In MATLAB, the data parameters (and any EM responses to be inverted) can be written to a MARE2DEM format data file using
m2d_writeEMData2DFile.m
. A resistivity model (and possibly an inversion mesh) is built using the interactiveMamba2D.m
graphical user interface.The MARE2DEM executable code is run for forward or inverse modeling.
Results are viewed in MATLAB using
plotMARE2DEM.m
.For inversion, the resulting model and data fits are inspected and if deemed insufficient, the model parameterization is revised and outlier or noisy data are trimmed and the workflow is repeated.
Input Files
There are four input files required to run MARE2DEM for forward
modeling; a fifth file is needed for inversion. They are all created by
Mamba2D.m
except for the data file.
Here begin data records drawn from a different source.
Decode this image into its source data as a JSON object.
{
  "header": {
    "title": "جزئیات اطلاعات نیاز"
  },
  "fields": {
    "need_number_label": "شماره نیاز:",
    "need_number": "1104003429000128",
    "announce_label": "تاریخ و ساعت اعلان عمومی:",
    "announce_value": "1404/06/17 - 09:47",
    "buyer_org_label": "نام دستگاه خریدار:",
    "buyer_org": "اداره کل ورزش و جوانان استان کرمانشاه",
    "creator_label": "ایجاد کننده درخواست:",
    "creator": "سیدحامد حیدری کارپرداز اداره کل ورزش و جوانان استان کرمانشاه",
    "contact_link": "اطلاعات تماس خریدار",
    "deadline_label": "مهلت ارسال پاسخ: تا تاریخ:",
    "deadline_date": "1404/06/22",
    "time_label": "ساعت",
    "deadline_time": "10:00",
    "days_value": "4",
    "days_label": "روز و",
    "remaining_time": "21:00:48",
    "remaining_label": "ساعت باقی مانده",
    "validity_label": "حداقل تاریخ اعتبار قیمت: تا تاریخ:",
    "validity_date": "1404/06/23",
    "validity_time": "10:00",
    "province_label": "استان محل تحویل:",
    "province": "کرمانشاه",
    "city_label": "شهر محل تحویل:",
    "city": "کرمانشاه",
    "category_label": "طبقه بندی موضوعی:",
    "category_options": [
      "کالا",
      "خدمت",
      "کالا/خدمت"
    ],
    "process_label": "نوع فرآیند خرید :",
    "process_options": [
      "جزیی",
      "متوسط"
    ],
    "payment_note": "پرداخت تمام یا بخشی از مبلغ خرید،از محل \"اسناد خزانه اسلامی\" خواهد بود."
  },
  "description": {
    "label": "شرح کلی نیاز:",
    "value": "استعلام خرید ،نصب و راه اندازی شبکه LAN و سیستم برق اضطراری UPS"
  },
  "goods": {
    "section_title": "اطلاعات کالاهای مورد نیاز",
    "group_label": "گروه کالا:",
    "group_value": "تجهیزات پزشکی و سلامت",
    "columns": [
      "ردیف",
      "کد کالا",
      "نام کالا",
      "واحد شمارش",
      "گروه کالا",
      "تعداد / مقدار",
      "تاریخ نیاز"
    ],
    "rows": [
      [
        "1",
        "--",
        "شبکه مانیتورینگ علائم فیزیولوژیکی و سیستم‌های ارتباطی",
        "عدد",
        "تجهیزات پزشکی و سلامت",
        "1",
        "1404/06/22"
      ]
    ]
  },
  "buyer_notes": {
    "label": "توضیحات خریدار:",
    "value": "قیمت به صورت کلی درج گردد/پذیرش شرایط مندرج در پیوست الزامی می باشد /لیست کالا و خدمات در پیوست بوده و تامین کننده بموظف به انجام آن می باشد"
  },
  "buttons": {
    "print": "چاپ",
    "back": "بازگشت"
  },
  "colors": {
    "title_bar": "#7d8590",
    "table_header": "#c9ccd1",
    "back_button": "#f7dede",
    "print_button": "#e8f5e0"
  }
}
For a model named demo
, the
following files are needed:
demo.0.resistivity
specifies the resistivity of each model parameter region and whether or not the parameter is fixed or an inversion free parameter, the resistivity anisotropy setting, inversion parameter resistivity bounds and prejudices (if any), and lists the names of the other required files. The file extension 0 specifies the inversion iteration number; 0 means this is is a starting model. When running inversions, a new resistivity file is output for each iteration of the inversion and this number will indicate the inversion iteration.demo.poly
specifies the geometry of the model parameter grid (nodes and segments connecting them)demo.penalty
contains the inversion’s roughness penalty matrix (only needed for inversion).demo.emdata
specifies the sources, receivers and frequencies to be modeled as well the type of data and any real data to be inverted.mare2dem.settings
specifies various runtime settings for MARE2DEM, including the accuracy tolerance for EM responses generated by the automatic adaptive mesh refinement, and how the data should be decomposed into subsets for parallel computations.
See the section File Formats section for further details.
Creating Input Models
Note
No meshing or gridding is needed for forward modeling. Just draw the
desired model structure and assign resistivity values to each
segment bound region, save the files and let MARE2DEM do the rest.
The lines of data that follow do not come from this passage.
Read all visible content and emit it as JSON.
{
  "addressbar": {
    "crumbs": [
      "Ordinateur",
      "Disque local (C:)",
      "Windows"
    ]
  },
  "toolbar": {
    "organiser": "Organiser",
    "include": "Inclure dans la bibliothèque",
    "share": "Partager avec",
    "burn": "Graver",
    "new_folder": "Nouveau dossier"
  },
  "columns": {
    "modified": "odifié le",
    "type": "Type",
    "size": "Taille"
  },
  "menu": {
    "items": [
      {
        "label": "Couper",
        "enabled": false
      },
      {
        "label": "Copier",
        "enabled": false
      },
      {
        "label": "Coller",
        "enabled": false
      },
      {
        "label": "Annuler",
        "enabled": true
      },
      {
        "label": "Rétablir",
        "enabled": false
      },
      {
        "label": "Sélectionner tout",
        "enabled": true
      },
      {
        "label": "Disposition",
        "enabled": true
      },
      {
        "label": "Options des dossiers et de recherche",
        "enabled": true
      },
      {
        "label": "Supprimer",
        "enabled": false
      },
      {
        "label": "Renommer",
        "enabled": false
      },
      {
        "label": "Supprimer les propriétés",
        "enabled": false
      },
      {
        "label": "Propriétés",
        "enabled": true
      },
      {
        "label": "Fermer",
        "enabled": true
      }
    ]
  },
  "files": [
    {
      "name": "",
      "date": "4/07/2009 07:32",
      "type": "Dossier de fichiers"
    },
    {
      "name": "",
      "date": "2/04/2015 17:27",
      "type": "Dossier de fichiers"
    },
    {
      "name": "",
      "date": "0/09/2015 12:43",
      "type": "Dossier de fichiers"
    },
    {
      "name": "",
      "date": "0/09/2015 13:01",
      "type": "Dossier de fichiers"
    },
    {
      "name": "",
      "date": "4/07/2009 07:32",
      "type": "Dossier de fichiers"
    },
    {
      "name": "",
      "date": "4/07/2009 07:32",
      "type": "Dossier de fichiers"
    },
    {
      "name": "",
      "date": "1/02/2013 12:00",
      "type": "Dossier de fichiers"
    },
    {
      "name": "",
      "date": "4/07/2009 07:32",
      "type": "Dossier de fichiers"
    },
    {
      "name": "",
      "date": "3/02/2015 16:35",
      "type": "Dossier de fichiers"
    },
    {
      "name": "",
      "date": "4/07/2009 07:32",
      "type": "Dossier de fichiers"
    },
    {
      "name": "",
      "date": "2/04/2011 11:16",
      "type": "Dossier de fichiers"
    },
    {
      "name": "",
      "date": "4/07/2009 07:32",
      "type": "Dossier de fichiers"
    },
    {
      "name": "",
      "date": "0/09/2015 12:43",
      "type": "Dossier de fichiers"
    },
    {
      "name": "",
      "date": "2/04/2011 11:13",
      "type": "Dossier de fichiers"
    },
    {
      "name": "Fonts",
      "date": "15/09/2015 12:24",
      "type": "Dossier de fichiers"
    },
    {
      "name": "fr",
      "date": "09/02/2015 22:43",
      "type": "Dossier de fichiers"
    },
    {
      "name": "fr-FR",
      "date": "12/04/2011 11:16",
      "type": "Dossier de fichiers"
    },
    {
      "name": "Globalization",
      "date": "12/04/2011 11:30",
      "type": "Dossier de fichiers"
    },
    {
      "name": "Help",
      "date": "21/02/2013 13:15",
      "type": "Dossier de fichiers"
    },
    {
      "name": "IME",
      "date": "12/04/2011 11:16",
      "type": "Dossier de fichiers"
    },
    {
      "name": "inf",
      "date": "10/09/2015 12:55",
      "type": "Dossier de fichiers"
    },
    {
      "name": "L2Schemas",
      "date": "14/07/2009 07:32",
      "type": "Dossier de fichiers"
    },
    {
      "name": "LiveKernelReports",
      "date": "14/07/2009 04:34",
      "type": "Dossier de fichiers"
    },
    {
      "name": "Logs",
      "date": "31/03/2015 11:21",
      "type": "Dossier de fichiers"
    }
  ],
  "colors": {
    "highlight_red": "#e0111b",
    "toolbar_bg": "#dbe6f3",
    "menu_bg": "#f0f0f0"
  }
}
When you run MARE2DEM, it will load in the model that you created
with Mamba2D.m
and then MARE2DEM automatically generates
adaptive finite element meshes that conform to the model geometry
and that are iteratively refined to give accurate EM responses for
the particular transmitters and receivers being modeled. All finite
element meshing and refinement in MARE2DEM is done internally behind
the scenes while it runs and these dynamically generated meshes are
not saved to files.
Running MARE2DEM
After the input files have been created, MARE2DEM can be run locally on your laptop or desktop if the modeling problem is small (a MT data set or a small CSEM problem), or the files can be transferred to a HPC cluster where MARE2DEM is run remotely (e.g., for large CSEM data sets).